The Centre for Anti-Corruption and Open Leadership (CACOL) has lamented Nigeria’s over-reliance on oil and gas as the mainstay of its economy, almost 60 years after independence, saying that this has been responsible for much of the official heists, distrust and other social malaise bedeviling the country.

Debo Adeniran, CACOL Executive Chairman, who spoke through a statement issued by Adegboyega Otunuga, the group’s Coordinator for Media and Publications, said the report of an exhaustive research carried out by the Nigeria Extractive Industries Transparency Initiative (NEITI) and Trust Africa (TA) specifically stated that 92.9 per cent of the total amount of illicit financial flows (IFF) in Nigeria annually were from businesses in the oil and gas sector.

He said the report, entitled, ‘Averting Illicit Financial Flows in Nigeria’s Extractive Industry’, and released in Abuja on Tuesday, stated that while it was generally difficult to measure IFFs as a result of their illegality, types of activities and data challenges, it was, however, discovered that the country’s oil sector contributed the most to the illegality on a yearly basis.

The report, he added, stated that out of the majority percent contribution of the sector to IFFs in Nigeria, illegal oil bunkering accounted for about 35 percent while commercial transactions by multinationals that dominated the sector contributed more than 60 per cent of the fraud.

The NEITI and TA report, according to him, stated that the firms were found of evading tax and laundering funds, and that the country’s oil sector had remained vulnerable to IFFs due to Nigeria’s economic dependence on the sector.

It also stated further that the oil industry was highly influenced and controlled by the political class and had remained technically and structurally complex.

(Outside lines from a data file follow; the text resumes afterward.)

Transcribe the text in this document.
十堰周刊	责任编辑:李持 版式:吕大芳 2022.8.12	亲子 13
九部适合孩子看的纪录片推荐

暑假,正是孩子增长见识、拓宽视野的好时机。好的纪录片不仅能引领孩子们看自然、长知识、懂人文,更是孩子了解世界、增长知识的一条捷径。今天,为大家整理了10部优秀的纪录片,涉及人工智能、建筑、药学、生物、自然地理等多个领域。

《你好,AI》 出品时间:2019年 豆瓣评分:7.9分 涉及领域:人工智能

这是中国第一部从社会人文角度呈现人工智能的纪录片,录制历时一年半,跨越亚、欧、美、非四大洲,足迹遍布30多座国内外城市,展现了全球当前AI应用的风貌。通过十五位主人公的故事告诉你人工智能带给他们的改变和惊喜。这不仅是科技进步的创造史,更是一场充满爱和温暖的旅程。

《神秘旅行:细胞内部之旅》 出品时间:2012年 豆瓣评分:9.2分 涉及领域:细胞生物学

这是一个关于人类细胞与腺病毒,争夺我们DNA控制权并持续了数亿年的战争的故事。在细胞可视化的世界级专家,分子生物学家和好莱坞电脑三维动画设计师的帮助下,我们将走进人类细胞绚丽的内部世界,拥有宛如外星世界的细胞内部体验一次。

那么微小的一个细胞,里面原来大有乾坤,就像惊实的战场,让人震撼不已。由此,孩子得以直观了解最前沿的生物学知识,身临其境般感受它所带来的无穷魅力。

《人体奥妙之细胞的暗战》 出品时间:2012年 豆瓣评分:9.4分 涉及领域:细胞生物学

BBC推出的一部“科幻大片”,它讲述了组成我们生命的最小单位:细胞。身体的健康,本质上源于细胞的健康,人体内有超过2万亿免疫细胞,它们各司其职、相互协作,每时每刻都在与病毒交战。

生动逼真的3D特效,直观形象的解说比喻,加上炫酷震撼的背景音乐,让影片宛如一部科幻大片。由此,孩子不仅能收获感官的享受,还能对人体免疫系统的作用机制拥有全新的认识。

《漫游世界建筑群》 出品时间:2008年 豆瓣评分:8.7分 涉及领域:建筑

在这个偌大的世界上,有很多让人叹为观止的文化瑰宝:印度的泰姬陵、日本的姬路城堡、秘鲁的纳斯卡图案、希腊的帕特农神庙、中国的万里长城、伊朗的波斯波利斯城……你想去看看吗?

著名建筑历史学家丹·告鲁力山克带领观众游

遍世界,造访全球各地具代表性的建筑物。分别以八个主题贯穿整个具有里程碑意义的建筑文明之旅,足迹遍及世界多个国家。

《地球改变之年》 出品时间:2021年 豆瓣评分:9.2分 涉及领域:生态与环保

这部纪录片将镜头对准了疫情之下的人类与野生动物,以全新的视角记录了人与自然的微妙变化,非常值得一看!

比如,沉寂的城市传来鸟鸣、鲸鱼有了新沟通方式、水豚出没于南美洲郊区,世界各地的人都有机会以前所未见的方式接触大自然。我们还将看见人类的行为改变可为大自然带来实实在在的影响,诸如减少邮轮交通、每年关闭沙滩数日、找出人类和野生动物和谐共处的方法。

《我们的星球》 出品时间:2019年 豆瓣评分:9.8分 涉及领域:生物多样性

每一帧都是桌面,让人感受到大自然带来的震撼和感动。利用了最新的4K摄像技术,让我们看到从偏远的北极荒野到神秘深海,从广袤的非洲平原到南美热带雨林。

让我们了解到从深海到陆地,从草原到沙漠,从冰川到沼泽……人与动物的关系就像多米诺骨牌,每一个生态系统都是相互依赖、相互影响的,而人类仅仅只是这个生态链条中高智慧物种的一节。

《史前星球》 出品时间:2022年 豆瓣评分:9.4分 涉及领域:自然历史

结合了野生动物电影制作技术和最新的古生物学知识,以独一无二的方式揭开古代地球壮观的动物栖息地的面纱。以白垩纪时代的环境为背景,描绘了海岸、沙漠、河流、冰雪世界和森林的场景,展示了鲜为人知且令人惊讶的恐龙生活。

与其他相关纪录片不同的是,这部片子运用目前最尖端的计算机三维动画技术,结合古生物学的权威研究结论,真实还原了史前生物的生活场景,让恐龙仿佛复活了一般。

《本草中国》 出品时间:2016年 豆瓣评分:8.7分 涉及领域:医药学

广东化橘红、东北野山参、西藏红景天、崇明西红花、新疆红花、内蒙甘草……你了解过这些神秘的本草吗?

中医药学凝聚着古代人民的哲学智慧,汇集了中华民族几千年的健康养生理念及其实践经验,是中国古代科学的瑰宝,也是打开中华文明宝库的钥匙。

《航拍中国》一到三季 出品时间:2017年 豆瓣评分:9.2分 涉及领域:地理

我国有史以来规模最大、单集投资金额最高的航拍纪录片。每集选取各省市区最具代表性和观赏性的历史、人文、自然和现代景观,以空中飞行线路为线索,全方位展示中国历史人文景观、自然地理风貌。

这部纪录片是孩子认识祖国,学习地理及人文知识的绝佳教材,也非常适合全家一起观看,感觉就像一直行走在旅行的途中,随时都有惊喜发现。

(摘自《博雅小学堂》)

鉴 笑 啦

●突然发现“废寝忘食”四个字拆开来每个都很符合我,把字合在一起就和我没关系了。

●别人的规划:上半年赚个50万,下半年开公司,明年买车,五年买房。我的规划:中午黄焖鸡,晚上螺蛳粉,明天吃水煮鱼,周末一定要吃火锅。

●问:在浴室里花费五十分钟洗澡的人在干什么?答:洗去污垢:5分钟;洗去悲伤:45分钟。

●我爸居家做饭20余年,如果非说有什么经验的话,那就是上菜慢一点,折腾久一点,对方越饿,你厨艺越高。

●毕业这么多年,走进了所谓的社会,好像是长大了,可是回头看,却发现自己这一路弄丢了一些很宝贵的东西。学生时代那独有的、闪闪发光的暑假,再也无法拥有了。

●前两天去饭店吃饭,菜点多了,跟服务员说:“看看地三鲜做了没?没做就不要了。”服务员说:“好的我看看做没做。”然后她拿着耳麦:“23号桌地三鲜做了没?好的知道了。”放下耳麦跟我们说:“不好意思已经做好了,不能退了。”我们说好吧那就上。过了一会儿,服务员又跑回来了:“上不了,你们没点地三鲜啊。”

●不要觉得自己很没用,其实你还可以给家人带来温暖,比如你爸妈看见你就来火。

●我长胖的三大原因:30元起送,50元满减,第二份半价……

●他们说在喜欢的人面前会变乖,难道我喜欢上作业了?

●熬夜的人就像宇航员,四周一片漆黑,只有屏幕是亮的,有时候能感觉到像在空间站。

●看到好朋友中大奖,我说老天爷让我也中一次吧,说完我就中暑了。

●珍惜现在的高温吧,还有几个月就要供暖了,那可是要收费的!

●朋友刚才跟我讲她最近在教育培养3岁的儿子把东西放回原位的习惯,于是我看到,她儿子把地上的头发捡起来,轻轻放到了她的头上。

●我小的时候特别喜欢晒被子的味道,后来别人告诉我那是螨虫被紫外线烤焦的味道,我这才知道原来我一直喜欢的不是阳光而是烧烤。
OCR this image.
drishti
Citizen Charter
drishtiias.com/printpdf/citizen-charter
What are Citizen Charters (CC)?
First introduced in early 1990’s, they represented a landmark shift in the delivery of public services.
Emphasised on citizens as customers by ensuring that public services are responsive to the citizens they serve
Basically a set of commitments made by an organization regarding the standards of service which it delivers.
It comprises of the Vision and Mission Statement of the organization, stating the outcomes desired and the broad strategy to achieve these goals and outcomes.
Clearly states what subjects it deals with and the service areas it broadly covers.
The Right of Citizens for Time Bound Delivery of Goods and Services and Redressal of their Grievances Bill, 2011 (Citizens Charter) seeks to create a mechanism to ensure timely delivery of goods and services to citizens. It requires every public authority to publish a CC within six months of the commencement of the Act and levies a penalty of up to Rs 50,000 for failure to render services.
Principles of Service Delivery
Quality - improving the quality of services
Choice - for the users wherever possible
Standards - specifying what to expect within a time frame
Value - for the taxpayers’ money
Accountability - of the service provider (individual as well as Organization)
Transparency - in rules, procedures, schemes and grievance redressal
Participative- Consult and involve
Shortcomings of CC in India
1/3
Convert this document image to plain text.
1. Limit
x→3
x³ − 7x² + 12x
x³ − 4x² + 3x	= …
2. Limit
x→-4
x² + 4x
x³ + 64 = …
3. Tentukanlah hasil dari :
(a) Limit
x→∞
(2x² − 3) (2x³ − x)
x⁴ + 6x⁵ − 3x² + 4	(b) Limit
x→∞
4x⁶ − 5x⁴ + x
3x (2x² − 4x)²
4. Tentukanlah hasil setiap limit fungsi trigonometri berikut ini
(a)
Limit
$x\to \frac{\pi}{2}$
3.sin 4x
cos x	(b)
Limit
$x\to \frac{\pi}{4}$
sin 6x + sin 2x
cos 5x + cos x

“In addition, NEITI and its partner agency TA, equally affirmed that Nigeria’s reliance on the cash-based economy was another reason why IFFs thrive in the country.

“According to them, ‘Opportunities for IFFs through fraud and money laundering in Nigeria’s oil industry generally started as administrative control failures by those expected to exercise statutory and regulatory frameworks in the industry.”